Орест угрюмо молчит. Саня тоже молчит, пересматривая какую-то книгу.
Любовь
Отчего вы, господа, так смутились? Напрасно!.. Нет, право, отчего о душевной болезни нельзя говорить без неловкости? Как будто это что-то позорное. (Другим тоном.) Нет, это только очень, очень печально для родных…
Саня
Прежде всего для самого больного.
Орест
Больные, кажется, не сознают своего состояния.
Любовь
Не всегда! Во всяком случае, для родных это ужасно. Я помню, мой бедный отец, — если бы видели его в те дни, когда он приходил от мамы из лечебницы!.. (Понизив голос.) Я думаю, это и убило его. (Опять громко.) Да, тот, кому грозит эта ужасная болезнь, не должен бы иметь семьи.
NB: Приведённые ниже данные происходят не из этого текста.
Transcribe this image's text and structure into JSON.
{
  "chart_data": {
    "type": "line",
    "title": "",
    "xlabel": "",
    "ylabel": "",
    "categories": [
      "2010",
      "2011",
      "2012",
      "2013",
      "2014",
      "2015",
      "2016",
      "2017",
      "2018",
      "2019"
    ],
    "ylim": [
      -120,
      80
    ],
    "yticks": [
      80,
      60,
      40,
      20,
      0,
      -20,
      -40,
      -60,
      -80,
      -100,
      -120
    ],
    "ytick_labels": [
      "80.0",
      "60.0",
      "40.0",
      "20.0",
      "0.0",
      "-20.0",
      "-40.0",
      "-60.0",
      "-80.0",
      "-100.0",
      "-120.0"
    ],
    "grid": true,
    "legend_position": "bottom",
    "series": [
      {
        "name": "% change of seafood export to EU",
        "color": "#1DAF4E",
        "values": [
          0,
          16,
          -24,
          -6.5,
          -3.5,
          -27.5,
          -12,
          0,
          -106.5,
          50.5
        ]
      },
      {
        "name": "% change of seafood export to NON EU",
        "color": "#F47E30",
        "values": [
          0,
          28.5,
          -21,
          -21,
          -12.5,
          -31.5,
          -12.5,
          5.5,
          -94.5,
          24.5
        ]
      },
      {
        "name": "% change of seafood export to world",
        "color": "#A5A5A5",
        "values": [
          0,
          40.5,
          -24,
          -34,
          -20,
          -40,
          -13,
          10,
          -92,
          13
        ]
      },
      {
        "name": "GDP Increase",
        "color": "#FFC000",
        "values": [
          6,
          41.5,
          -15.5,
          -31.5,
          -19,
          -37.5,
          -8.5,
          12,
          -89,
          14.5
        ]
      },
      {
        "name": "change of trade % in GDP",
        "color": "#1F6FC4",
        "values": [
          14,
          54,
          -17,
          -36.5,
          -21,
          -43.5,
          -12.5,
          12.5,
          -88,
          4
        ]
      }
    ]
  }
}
Это преступление.
Орест
Но разве это можно предвидеть?
Любовь
Отчего же нет? Да, например, дети таких больных, — они не только могут, но даже должны думать об этом!
Орест
(горячо)
Боже мой! Неужели это непременно так фатально, что должно отражаться на детях. Это может быть и так, и совсем иначе.
Любовь
Уже одной возможности довольно… Мой бедный отец! С какой тревогой он смотрел на меня.
(К Острожину.)
Скажите, ведь правда же, я похожа на мамин портрет?
Острожин
Да, кажется… (Смотрит на нее.) Действительно, есть фамильное сходство…
Орест
Нет, нет, вовсе нет! Ничего общего! Вы вся в отца.
Любовь
Орест! Я ведь вижу себя в зеркало. Да все равно!.. Это хорошо, что я все это знаю, буду знать, как направить свою жизнь.
Острожин
Любовь Александровна! Это слишком педантично для fin de siХcle.
Любовь
(сдержанно и строго)
Monsieur Острожин, это разговор серьезный, хотя тоже в стиле fin de siХcle, если хотите. (К другим, напряженно улыбаясь.) В самом деле, господа, наш разговор выходит во вкусе Ибсена. Что делать! На наш бедный век сыплется столько упреков за легкомысленность, бездушность, эгоизм его детей, что, наконец, он, перед смертью, вздумал поправить свою репутацию и поставил ребром вопрос о наследственности. Это, господа, стоит прежней христианской и философской морали. Закон причинности, наследственность, вырождение — вот наши новые боги.
Острожин
Веселый Олимп, нечего сказать!
Любовь
(не обращая внимания на слова Острожина)
Наследственность — это фатум, это мойра, это бог, мстящий до четырнадцатого колена. На кого он наложил свою тяжелую руку, тот должен помнить, что за одну минуту его наслаждения целое поколение невинных людей заплатит страшной ценой. Это, господа, такая ответственность!
Орест
Среди ваших богов есть закон причинности, а он исключает всякую мысль об ответственности и долге.
Милевский
Qu’ importe des vagues humanites, pourvu que le geste soit beau! Что нам до неизвестных поколений? Нам надо, чтобы жизнь была прекрасна!
Острожин
Нас должно интересовать только свое ‘я’, и мы должны прислушиваться к его эмоциям, так как все равно к этому в конце концов все сводится.
Саня
Что нам думать о тех, кого еще нет на свете!.. ‘Еще когда что будет’, как говорит моя горничная…
Милевский
Как вы это мило сказали!
Саня
Да, наконец, за что мы должны казниться за других? Отречься от радостей жизни ради других — это тяжелое и несправедливое наказание.
Любовь
(смеясь)
Мало ли что! Нет наследства без долга.
Саня
Помнить о разных ‘наследствах’ стоит разве только того, чтобы свое здоровье беречь, жить гигиенично…
Любовь
(прерывает, подражая тону Сани)
И отравить окончательно без того отравленную жизнь. Нет, Саня, ради этого не стоит. Помнишь, в моем любимом романсе: ‘Чем томиться на медленном страшном огне, лучше разом блеснуть и сгореть!’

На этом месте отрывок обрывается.